We were a party of four for this trip - the husband and me, plus my parents. You may remember that my dad is also a walking fanatic (far more so than me, in fact), so we were set for a week with plenty of walking.
We couldn't have asked for a more beautiful setting to spend a week in. We were based in the lovely Wasdale Hall Lodge - a National Trust property with bags of character and plenty of comfort. Not to mention a fantastic location, right next to Wast Water, at the Nether Wasdale end. A step out of the front door brought us into the woods that surround the bottom end of the lake (I know it's not technically a lake, but for my purposes I'll refer to it as one!) and the stunning views up Wast Water to Great Gable, Kirk Fell, and Lingmell, were a one minute walk away.
Walk One: The WasT Water Screes
In a book we discovered at the cottage (Classic Walks in the Lake District, by Walt Unsworth), the walk is described as "not long, but fairly arduous". I'd probably have to agree with this, though I think Unsworth's descriptions were a little dramatic at times in other places, making the scree crossings sound a lot more difficult than they actually turned out to be. (Thankfully, as my mum was a bit scared after reading it!)
The winding path along the shore starts to follow a beck and we eventually came to a bridge and made the crossing, following the beck back to the lake on the other side.

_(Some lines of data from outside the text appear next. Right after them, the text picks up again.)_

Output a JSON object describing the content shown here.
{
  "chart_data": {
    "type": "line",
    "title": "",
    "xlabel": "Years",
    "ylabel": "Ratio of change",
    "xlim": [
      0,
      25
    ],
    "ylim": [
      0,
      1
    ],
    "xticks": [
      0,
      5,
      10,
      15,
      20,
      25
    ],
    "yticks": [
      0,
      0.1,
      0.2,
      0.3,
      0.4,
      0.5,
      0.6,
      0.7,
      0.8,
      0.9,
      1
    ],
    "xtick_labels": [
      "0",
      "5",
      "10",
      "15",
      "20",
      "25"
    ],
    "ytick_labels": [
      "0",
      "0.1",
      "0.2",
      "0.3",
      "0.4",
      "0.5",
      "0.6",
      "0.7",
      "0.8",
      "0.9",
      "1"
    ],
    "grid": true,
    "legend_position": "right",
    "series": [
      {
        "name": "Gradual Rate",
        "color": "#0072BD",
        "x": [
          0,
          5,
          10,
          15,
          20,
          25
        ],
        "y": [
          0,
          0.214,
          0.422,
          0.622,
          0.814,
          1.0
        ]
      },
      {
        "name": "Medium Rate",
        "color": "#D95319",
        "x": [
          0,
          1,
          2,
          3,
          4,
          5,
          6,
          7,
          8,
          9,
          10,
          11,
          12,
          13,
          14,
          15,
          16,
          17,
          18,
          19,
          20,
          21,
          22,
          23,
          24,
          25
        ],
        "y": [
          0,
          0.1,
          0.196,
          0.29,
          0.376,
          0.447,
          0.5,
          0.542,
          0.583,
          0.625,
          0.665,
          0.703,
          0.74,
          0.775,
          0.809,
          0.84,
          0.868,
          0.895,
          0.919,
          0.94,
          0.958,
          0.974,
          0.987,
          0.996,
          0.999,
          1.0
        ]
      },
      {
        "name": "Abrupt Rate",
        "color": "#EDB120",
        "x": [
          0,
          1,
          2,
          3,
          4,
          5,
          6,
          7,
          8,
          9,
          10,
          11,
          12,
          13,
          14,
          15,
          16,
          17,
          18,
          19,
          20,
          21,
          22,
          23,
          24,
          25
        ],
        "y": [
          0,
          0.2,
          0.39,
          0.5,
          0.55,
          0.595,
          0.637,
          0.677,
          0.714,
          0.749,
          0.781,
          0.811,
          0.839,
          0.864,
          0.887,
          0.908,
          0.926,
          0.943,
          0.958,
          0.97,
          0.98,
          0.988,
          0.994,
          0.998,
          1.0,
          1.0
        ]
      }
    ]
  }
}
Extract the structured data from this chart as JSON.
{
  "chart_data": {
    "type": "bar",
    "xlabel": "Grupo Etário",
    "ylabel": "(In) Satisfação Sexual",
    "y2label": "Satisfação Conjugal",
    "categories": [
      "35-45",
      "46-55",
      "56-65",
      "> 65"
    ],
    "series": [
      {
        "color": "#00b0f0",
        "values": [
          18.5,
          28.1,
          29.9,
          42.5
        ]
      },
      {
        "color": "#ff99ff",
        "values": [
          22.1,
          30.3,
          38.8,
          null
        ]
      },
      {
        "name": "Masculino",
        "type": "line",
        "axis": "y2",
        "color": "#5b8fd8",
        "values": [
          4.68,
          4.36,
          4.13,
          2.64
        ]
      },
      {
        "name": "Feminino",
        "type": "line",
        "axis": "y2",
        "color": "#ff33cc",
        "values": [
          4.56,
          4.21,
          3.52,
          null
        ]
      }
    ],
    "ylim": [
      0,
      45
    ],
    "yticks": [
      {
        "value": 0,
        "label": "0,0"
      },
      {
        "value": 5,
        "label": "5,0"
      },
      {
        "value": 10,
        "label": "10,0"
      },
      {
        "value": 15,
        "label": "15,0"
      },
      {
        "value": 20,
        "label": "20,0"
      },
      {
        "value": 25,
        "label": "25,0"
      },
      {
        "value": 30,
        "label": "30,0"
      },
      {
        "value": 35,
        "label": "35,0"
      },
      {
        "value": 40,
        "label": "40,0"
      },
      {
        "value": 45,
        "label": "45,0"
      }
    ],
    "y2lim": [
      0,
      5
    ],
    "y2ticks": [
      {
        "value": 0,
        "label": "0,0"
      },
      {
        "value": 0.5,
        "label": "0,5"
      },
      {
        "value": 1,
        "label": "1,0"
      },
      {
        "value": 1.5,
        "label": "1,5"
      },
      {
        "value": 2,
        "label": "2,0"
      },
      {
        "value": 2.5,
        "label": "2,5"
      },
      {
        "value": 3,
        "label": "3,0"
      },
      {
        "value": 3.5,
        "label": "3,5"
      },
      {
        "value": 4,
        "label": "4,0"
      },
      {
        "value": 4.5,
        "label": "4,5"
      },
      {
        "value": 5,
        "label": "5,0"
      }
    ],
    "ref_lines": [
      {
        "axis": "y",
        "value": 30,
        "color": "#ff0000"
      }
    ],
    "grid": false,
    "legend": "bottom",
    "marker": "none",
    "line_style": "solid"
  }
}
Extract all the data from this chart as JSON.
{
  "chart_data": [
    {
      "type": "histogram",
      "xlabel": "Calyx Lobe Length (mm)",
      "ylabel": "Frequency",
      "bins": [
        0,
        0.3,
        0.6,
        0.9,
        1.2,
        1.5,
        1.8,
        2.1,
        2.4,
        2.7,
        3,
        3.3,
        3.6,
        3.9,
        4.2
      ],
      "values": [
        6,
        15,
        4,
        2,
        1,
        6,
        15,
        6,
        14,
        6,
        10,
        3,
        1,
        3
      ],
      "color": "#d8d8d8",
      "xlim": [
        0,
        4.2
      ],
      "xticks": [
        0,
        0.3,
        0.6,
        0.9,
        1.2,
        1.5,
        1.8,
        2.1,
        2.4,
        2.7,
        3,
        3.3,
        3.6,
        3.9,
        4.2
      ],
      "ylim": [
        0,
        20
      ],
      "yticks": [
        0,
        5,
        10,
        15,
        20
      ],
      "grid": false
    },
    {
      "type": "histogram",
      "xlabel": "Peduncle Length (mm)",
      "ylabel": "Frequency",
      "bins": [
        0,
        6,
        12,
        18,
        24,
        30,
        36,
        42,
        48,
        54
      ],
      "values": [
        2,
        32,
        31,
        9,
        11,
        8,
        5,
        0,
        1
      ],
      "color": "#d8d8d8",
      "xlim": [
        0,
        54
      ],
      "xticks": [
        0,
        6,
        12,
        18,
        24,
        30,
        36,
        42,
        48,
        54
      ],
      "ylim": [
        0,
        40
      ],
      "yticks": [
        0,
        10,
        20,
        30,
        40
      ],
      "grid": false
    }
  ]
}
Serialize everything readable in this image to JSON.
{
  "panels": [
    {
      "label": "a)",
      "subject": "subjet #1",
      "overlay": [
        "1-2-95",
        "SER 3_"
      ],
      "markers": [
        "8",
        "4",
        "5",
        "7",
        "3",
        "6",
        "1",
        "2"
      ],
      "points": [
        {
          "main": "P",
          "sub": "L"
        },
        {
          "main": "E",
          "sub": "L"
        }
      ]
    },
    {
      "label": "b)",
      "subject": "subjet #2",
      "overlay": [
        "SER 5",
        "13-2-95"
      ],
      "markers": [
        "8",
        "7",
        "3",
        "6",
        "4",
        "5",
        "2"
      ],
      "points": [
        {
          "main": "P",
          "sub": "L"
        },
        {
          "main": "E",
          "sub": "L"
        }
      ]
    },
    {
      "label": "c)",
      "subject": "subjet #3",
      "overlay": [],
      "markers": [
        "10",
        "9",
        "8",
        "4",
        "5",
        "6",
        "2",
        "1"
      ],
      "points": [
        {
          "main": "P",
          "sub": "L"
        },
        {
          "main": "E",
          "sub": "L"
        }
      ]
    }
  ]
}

I can imagine the crossing of the Screes in bad weather would be difficult and potentially dangerous. Picking out a path across the boulders on the first Scree was pretty much impossible. It's each man (or woman!) for themselves. Different people will no doubt find different paths easier or harder depending on their stature and sense of balance!
Although the distance isn't great (about 4.5 miles or so), balancing across the Screes meant that this lower level part of our walk took a considerable time, and if you think about doing it I'd recommend taking that into account.
Further towards Wasdale Head, however, the going gets considerably easier and the path is clearly picked out along the later Screes. The higher fells at the end of the lake start to loom large, with Great Gable looking particularly impressive.
(An aside: I've not previously owned a Buff, but they're brilliant. This one acted like a headband-cum-hat, keeping my ears toasty warm and stopping my hair from going everywhere in the wind, which any other walkers with long hair will appreciate the benefits of! In fact, I like it so much, I bought another one later in the week.)
As we came to the end of the Screes, we were faced with a decision. The eventual plan was to return along the top of the Screes, climbing Whin Rigg and Illgill Head, and we soon reached the path that led in that direction. However, we now weren't far from that most illustrious of pubs...the Wasdale Head Inn...and my dad, always a fan of a nice beer, suggested dropping in for a swift one (such a bad influence).
Well, we couldn't resist! So we detoured to the Wasdale Head, and then set out again a pint later. Our path now led up from the valley onto the ridge above the Screes.
The hills above the Screes aren't high, about 500-600m, but to unpracticed legs, which were already tired from the scrambling across the Screes, it was tough going. Particularly the last push up very grassy, boggy slopes. That said, despite the weather taking a bit of a turn, we got some great views.
Eventually we reached the point where a path branched right to take us back down the slope towards the cottage and a nice cup of tea.
Once we were all safely back at lake level, we quickly rejoined the path running back to the bridge, and we were soon back in the woods. A hop, step and a jump had us back at the cottage for hot showers, tea, and a beer or two. Having not done any hillwalking for a while, the husband and I were shattered, but happy, and hoping our legs would be up to more of the same the next day.